Plus, as I mentioned above, grocery stores are one of the root causes of food waste in America. At the heart of what Hungryroot does, AI allows us to dramatically reduce waste not only in consumers’ homes but in our warehouses as well. Because we know exactly what our customers want in their carts each week, we source only what we can actually sell – allowing us to have one of the lowest food waste in the industry, which is 2% as opposed to the industry standard 30% (source).

Drenick: How does Hungryroot affect individual eating habits?

McCain: Our proprietary technology creates personalized recommendations to help introduce customers to the foods we know they will love based on what we know about them. In our role as a trusted guide, we can encourage customers to make better food choices for the planet. For example, a recent survey conducted by Prosperity Insights & Analytics He explained that consumers are buying more meat-free foods (+8.6%), plant-based beverages (+7.8%), and plant-based meat products (+4.4%) to achieve more lifestyle flexibility.
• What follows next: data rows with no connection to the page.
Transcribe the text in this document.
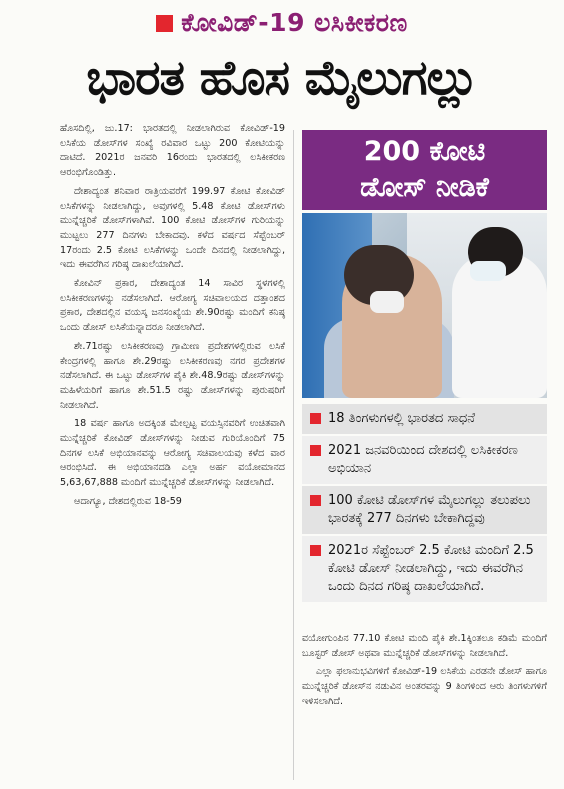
ಕೋವಿಡ್-19 ಲಸಿಕೀಕರಣ
ಭಾರತ ಹೊಸ ಮೈಲುಗಲ್ಲು

ಹೊಸದಿಲ್ಲಿ, ಜು.17: ಭಾರತದಲ್ಲಿ ನೀಡಲಾಗಿರುವ ಕೋವಿಡ್-19 ಲಸಿಕೆಯ ಡೋಸ್‌ಗಳ ಸಂಖ್ಯೆ ರವಿವಾರ ಒಟ್ಟು 200 ಕೋಟಿಯನ್ನು ದಾಟಿದೆ. 2021ರ ಜನವರಿ 16ರಂದು ಭಾರತದಲ್ಲಿ ಲಸಿಕೀಕರಣ ಆರಂಭಿಗೊಂಡಿತ್ತು.

ದೇಶಾದ್ಯಂತ ಶನಿವಾರ ರಾತ್ರಿಯವರೆಗೆ 199.97 ಕೋಟಿ ಕೋವಿಡ್ ಲಸಿಕೆಗಳನ್ನು ನೀಡಲಾಗಿದ್ದು, ಅವುಗಳಲ್ಲಿ 5.48 ಕೋಟಿ ಡೋಸ್‌ಗಳು ಮುನ್ನೆಚ್ಚರಿಕೆ ಡೋಸ್‌ಗಳಾಗಿವೆ. 100 ಕೋಟಿ ಡೋಸ್‌ಗಳ ಗುರಿಯನ್ನು ಮುಟ್ಟಲು 277 ದಿನಗಳು ಬೇಕಾದವು. ಕಳೆದ ವರ್ಷದ ಸೆಪ್ಟೆಂಬರ್ 17ರಂದು 2.5 ಕೋಟಿ ಲಸಿಕೆಗಳನ್ನು ಒಂದೇ ದಿನದಲ್ಲಿ ನೀಡಲಾಗಿದ್ದು, ಇದು ಈವರೆಗಿನ ಗರಿಷ್ಠ ದಾಖಲೆಯಾಗಿದೆ.

ಕೋವಿನ್ ಪ್ರಕಾರ, ದೇಶಾದ್ಯಂತ 14 ಸಾವಿರ ಸ್ಥಳಗಳಲ್ಲಿ ಲಸಿಕೀಕರಣಗಳನ್ನು ನಡೆಸಲಾಗಿದೆ. ಆರೋಗ್ಯ ಸಚಿವಾಲಯದ ದತ್ತಾಂಶದ ಪ್ರಕಾರ, ದೇಶದಲ್ಲಿನ ವಯಸ್ಕ ಜನಸಂಖ್ಯೆಯ ಶೇ.90ರಷ್ಟು ಮಂದಿಗೆ ಕನಿಷ್ಠ ಒಂದು ಡೋಸ್ ಲಸಿಕೆಯನ್ನಾದರೂ ನೀಡಲಾಗಿದೆ.

ಶೇ.71ರಷ್ಟು ಲಸಿಕೀಕರಣವು ಗ್ರಾಮೀಣ ಪ್ರದೇಶಗಳಲ್ಲಿರುವ ಲಸಿಕೆ ಕೇಂದ್ರಗಳಲ್ಲಿ ಹಾಗೂ ಶೇ.29ರಷ್ಟು ಲಸಿಕೀಕರಣವು ನಗರ ಪ್ರದೇಶಗಳ ನಡೆಸಲಾಗಿದೆ. ಈ ಒಟ್ಟು ಡೋಸ್‌ಗಳ ಪೈಕಿ ಶೇ.48.9ರಷ್ಟು ಡೋಸ್‌ಗಳನ್ನು ಮಹಿಳೆಯರಿಗೆ ಹಾಗೂ ಶೇ.51.5 ರಷ್ಟು ಡೋಸ್‌ಗಳನ್ನು ಪುರುಷರಿಗೆ ನೀಡಲಾಗಿದೆ.

18 ವರ್ಷ ಹಾಗೂ ಅದಕ್ಕಿಂತ ಮೇಲ್ಪಟ್ಟ ವಯಸ್ಸಿನವರಿಗೆ ಉಚಿತವಾಗಿ ಮುನ್ನೆಚ್ಚರಿಕೆ ಕೋವಿಡ್ ಡೋಸ್‌ಗಳನ್ನು ನೀಡುವ ಗುರಿಯೊಂದಿಗೆ 75 ದಿನಗಳ ಲಸಿಕೆ ಅಭಿಯಾನವನ್ನು ಆರೋಗ್ಯ ಸಚಿವಾಲಯವು ಕಳೆದ ವಾರ ಆರಂಭಿಸಿದೆ. ಈ ಅಭಿಯಾನದಡಿ ಎಲ್ಲಾ ಅರ್ಹ ವಯೋಮಾನದ 5,63,67,888 ಮಂದಿಗೆ ಮುನ್ನೆಚ್ಚರಿಕೆ ಡೋಸ್‌ಗಳನ್ನು ನೀಡಲಾಗಿದೆ.

ಆದಾಗ್ಯೂ, ದೇಶದಲ್ಲಿರುವ 18-59

200 ಕೋಟಿ
ಡೋಸ್ ನೀಡಿಕೆ
18 ತಿಂಗಳುಗಳಲ್ಲಿ ಭಾರತದ ಸಾಧನೆ
2021 ಜನವರಿಯಿಂದ ದೇಶದಲ್ಲಿ ಲಸಿಕೀಕರಣ ಅಭಿಯಾನ
100 ಕೋಟಿ ಡೋಸ್‌ಗಳ ಮೈಲುಗಲ್ಲು ತಲುಪಲು ಭಾರತಕ್ಕೆ 277 ದಿನಗಳು ಬೇಕಾಗಿದ್ದವು
2021ರ ಸೆಪ್ಟೆಂಬರ್ 2.5 ಕೋಟಿ ಮಂದಿಗೆ 2.5 ಕೋಟಿ ಡೋಸ್ ನೀಡಲಾಗಿದ್ದು, ಇದು ಈವರೆಗಿನ ಒಂದು ದಿನದ ಗರಿಷ್ಠ ದಾಖಲೆಯಾಗಿದೆ.

ವಯೋಗುಂಪಿನ 77.10 ಕೋಟಿ ಮಂದಿ ಪೈಕಿ ಶೇ.1ಕ್ಕಿಂತಲೂ ಕಡಿಮೆ ಮಂದಿಗೆ ಬೂಸ್ಟರ್ ಡೋಸ್ ಅಥವಾ ಮುನ್ನೆಚ್ಚರಿಕೆ ಡೋಸ್‌ಗಳನ್ನು ನೀಡಲಾಗಿದೆ.

ಎಲ್ಲಾ ಫಲಾನುಭವಿಗಳಿಗೆ ಕೋವಿಡ್-19 ಲಸಿಕೆಯ ಎರಡನೇ ಡೋಸ್ ಹಾಗೂ ಮುನ್ನೆಚ್ಚರಿಕೆ ಡೋಸ್‌ನ ನಡುವಿನ ಅಂತರವನ್ನು 9 ತಿಂಗಳಿಂದ ಆರು ತಿಂಗಳುಗಳಿಗೆ ಇಳಿಸಲಾಗಿದೆ.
So, if a customer shares that they want to get more protein in their weekly deliveries, but also want to eat healthier food in general as a personal goal, our tech can recommend a mix of animal and plant proteins to the customer. As time goes on, and in observing customers’ purchasing and consumption patterns, we can slowly begin incorporating more and more plant proteins into their carts at the discretion of the customer. This allows a sense of product discovery to the customer but also helps encourage them to make healthy food choices that positively affect themselves and the planet.

Drenick: What does the future of grocery shopping look like?

McCain: newly Prosperity Insights & Analytics The survey found that consumers’ use of “home delivery” in the store where they often shop for groceries has doubled since 2019, largely in line with trends we’re seeing as well. We expect to see more and more consumers turning to e-commerce or other online solutions for their weekly grocery shopping due to the added ease and convenience. As more and more consumers are changing their online shopping habits, it is no longer enough to simply bring up basic ease and convenience. Consumers are expecting more – they want the convenience of home delivery, a curated experience, healthy food handpicked just for them, and guidance on how to benefit from food. At Hungryroot, we believe it is essential to provide consumers with a best-in-class experience that is personal and sustainable, which is why we have made it our goal to redefine how consumers plan, buy and consume food.

Drenick: Thank you Ben for introducing me hungry and provide valuable insights into how your service uses AI to benefit consumers and the environment.